Ela não duvidava mais de sua sinceridade.
— Não queria admitir que tinha me apaixonado por você naquela noite porque não
estava pronto para me envolver de novo.
— E agora você está?
— Você me faz suar muito, minha jovem — ele falou entre severo e gozador. — E
não faz idéia de quantas vezes eu me aproximei do telefone para chamá-la quando a gravura
voltou. Mas não suportaria ouvir "eu odeio você — Fez uma pausa, mas logo continuou: —
Então fui ao exterior a negócios. Tão longe e tão infeliz que compreendi que não poderia
viver mais um mês como aquele. Tinha de fazer alguma coisa.
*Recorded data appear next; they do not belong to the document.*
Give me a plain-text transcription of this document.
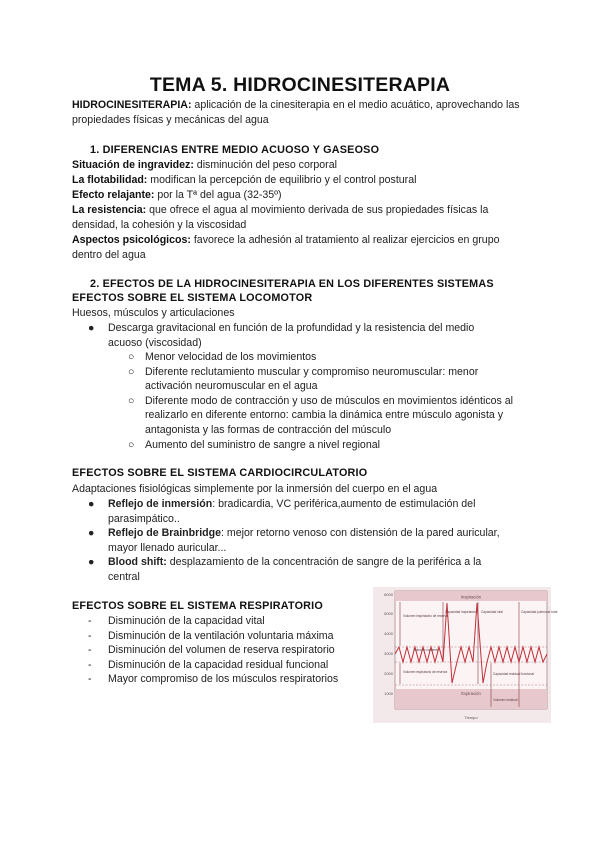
TEMA 5. HIDROCINESITERAPIA
HIDROCINESITERAPIA: aplicación de la cinesiterapia en el medio acuático, aprovechando las propiedades físicas y mecánicas del agua
1. DIFERENCIAS ENTRE MEDIO ACUOSO Y GASEOSO
Situación de ingravidez: disminución del peso corporal
La flotabilidad: modifican la percepción de equilibrio y el control postural
Efecto relajante: por la Tª del agua (32-35º)
La resistencia: que ofrece el agua al movimiento derivada de sus propiedades físicas la densidad, la cohesión y la viscosidad
Aspectos psicológicos: favorece la adhesión al tratamiento al realizar ejercicios en grupo dentro del agua
2. EFECTOS DE LA HIDROCINESITERAPIA EN LOS DIFERENTES SISTEMAS
EFECTOS SOBRE EL SISTEMA LOCOMOTOR
Huesos, músculos y articulaciones
● Descarga gravitacional en función de la profundidad y la resistencia del medio acuoso (viscosidad)
○ Menor velocidad de los movimientos
○ Diferente reclutamiento muscular y compromiso neuromuscular: menor activación neuromuscular en el agua
○ Diferente modo de contracción y uso de músculos en movimientos idénticos al realizarlo en diferente entorno: cambia la dinámica entre músculo agonista y antagonista y las formas de contracción del músculo
○ Aumento del suministro de sangre a nivel regional
EFECTOS SOBRE EL SISTEMA CARDIOCIRCULATORIO
Adaptaciones fisiológicas simplemente por la inmersión del cuerpo en el agua
● Reflejo de inmersión: bradicardia, VC periférica,aumento de estimulación del parasimpático..
● Reflejo de Brainbridge: mejor retorno venoso con distensión de la pared auricular, mayor llenado auricular...
● Blood shift: desplazamiento de la concentración de sangre de la periférica a la central
EFECTOS SOBRE EL SISTEMA RESPIRATORIO
- Disminución de la capacidad vital
- Disminución de la ventilación voluntaria máxima
- Disminución del volumen de reserva respiratorio
- Disminución de la capacidad residual funcional
- Mayor compromiso de los músculos respiratorios
Inspiración
Expiración
6000
5000
4000
3000
2000
1000
Volumen inspiratorio de reserva
Capacidad inspiratoria Capacidad vital	Capacidad pulmonar total
Volumen corriente
Volumen espiratorio de reserva	Capacidad residual funcional
Volumen residual
Tiempo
— Então me telefonou quando voltou à Inglaterra — Whitney recordou, adorando o
conforto daqueles braços musculosos.
— Sim, porém antes telefonei para minha mãe no navio, pedindo que viesse
urgentemente a Londres.
— O quê? — Whitney se espantou. — E por quê?
— Precisava de um motivo para entrar em contato com você. Um motivo que não
fizesse você desligar o telefone assim que soubesse quem era. Então ensaiei as palavras:
minha mãe está em Heathlands e quer conhecer você. E disquei seu número.
Os olhos de Whitney estavam arregalados e ele continuou:
— Mas logo que ouvi sua voz tão seca, esqueci tudo. Com o coração palpitando, não
me lembrei de nenhuma palavra que havia estudado. Inconscientemente, a razão me ordenava
que não mentisse mais. Então perguntei o que era mais importante, se você já havia me
perdoado. E sua resposta, meu amor, deixou-me chocadíssimo. — Parou e tomou fôlego. —
Você falou qualquer coisa como indesejado sobre o nosso bebê. Fiquei louco, imaginando que
você quisesse fazer um aborto. Eu precisava vê-la rapidamente, ou minha única chance de
convencê-la a se casar comigo estaria perdida.
— Oh, meu amor! — Whitney sentiu lágrimas de emoção surgirem em seus olhos.
— Você não precisa casar comigo...
— Por favor, não comece a provocar pesadelos outra vez — ele avisou severamente.
Apenas prometa que você se casará comigo tão logo eu consiga uma licença especial.
Prometa-me — insistiu, quando ela não respondeu imediatamente.
— Se você quer assim, meu amor. Prometo solenemente que... — Sorriu,
simplesmente porque Sloan sorria também.
— Agora me beije — ordenou.
— Espero que depois de nos casarmos você não seja tão autoritário como agora —
ela falou carinhosamente.
— Você sabe que eu estarei em suas mãos — Sloan murmurou, e exigiu seus lábios.